Configuration and Usage
To enable stuck alert check, the AepEngineDescriptor.setStuckAlertEventThreshold should be set.
Setting The Threshold
Defines the threshold, in seconds, after which an AepStuckAlertEvent
is dispatched to the application's IAepAsynchronousEventHandler
.
An AepStuckAlertEvent
event is intended to alert that the engine's transaction pipeline is "stuck" i.e. there are one or more transaction commits in the pipeline and/or the engine's event multiplexer thread is not processing any events. For example, the event multiplexer thread could be flow controlled on the replication connection due to an issue in the backup or could be spinning in a loop in the business logic due to a bug in a business logic handler.
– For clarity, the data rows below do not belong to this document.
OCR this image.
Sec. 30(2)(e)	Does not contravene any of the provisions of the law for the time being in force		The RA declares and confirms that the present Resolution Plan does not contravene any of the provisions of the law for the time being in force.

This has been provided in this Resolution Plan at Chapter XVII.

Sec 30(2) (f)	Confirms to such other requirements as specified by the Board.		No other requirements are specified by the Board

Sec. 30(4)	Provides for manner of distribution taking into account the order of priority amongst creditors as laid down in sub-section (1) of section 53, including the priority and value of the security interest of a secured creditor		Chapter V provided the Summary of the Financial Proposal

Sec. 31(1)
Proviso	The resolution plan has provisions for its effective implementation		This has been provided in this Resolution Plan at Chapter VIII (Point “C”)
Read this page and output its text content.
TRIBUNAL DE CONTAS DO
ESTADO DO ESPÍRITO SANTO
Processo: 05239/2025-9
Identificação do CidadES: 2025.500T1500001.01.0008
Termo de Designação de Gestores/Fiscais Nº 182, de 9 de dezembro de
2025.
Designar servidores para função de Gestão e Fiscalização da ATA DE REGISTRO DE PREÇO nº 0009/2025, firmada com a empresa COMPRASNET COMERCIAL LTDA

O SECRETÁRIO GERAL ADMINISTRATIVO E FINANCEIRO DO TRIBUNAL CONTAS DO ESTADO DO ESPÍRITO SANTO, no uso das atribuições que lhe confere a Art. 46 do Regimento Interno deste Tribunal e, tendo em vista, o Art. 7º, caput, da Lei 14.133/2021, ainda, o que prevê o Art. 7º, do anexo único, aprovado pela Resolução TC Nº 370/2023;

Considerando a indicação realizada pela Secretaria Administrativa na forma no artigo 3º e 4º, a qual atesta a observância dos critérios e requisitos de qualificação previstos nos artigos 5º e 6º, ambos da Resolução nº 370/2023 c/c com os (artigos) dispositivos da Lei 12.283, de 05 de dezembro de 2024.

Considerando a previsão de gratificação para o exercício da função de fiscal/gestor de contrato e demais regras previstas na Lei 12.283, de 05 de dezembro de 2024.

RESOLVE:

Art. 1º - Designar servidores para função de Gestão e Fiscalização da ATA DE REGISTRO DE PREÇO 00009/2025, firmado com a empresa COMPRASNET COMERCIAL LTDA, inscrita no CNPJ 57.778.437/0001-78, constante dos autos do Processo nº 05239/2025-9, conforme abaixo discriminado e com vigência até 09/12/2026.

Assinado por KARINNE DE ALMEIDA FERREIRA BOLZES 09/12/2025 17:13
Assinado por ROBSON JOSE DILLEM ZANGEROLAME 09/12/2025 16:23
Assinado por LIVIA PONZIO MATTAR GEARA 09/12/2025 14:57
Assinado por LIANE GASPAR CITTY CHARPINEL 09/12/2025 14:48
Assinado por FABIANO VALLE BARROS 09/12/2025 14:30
This event triggered by the AEP engine under the following conditions:
- There are > 0 commits in the engine's commit pipeline
- The number of completed commits in the pipeline has not changed for a configurable period of time
- Stuck alert events are now only emitted if the stuck condition has persisted through two stuck alert threshold checks. This prevents a 'false positve' alert from occurring in the case where an engine has been idle for more than the stuck alert threshold and a new transaction is started just before a stuck engine check is made.
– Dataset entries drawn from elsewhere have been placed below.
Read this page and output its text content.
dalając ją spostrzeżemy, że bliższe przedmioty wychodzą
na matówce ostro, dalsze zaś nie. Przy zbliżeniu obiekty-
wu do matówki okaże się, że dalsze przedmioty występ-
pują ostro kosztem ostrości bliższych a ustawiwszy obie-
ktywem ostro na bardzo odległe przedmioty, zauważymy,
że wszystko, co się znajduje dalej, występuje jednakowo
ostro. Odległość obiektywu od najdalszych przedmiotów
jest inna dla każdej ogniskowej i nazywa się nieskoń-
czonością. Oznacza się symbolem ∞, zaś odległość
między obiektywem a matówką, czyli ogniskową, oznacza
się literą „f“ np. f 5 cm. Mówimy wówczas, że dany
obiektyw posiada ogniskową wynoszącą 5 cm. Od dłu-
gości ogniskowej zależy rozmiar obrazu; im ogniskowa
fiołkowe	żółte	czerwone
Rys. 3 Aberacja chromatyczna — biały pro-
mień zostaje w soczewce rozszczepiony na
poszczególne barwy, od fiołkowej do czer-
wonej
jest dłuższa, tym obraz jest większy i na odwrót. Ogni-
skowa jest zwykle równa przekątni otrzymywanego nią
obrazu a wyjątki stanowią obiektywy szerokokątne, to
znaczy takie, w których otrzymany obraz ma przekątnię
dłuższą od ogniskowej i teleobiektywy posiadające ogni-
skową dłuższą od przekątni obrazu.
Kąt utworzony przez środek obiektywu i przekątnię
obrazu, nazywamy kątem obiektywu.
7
- A message or event handler is hung and preventing the engine's multiplexer thread from processing further events
- Per stuck engine check either a HungTransactionPipeline or HungEventHandler will be reported, not both, and HungTransactionPipeline takes precedence. Stuck alerts are meant to raise a warning that an administrator should investigate engine health, and make a deeper determination of possible root causes. Upon seeing that StuckAlertEvent has been raised, thread dumps should be taken, and stats and trace logs should be examined to determine if there is a serious issue.
AsynchronousEventHandler
StuckAlertEvents aren't dispatched via the engine's regular event handler because in this case the handler itself may be stuck. To receive AepStuckAlertEvents, and application must register an AsynchonousEventHandler with the engine via the setAsynchronousEventHandler method.
AepStuckAlertEvent
The following accessors are available on a AepStuckAlertEvent
Field | Description |
---|---|
Reason | Returns the reason for this alert. Possible values are: HungTransactionPipeline: AepEngine transactions complete asychronously in a pipelined fashion. The engine's pipeline is considered hung when there are oustanding commits that have not completed. HungEventHandler :Indicates that the AepEngine's event processor is hung. The event processor thread handles dispatching of application messages to their handlers along with other internal events. |
Message | An optional descriptive message intended for display in an alert message. |
Engine | The engine that is stuck. |
LastEventProcessedTimestamp | Gets the timestamp in millis of the last event fully processed by the engine's event handler or the time that the first event was received whichever is greater |
LastCommitCompletionTimestamp | Gets the timestamp in millis of the last completed engine transaction or the timestamp that the first event was received whichever is greater |
IncompleteCommitCount | Gets the number of commits that have not been completed. |
Abatement and Repeated Alerts
There currently is no corresponding abatement event for stuck alerts, abatement of a stuck alert condition can be determined by looking at the numCommitsCompleted engine stat, if the number of commits completed is increasing then the stuck condition has abated.
AepStuckAlertEvents are not repeatedly dispatched for a given stuck condition. For a HungTransactionPipeline another stuck alert won't be generated until at least one commit has completed since the last alert. For a HungEventHandler, another stuck alert event won't be triggered until at least one event has been successfully processed since the last alert.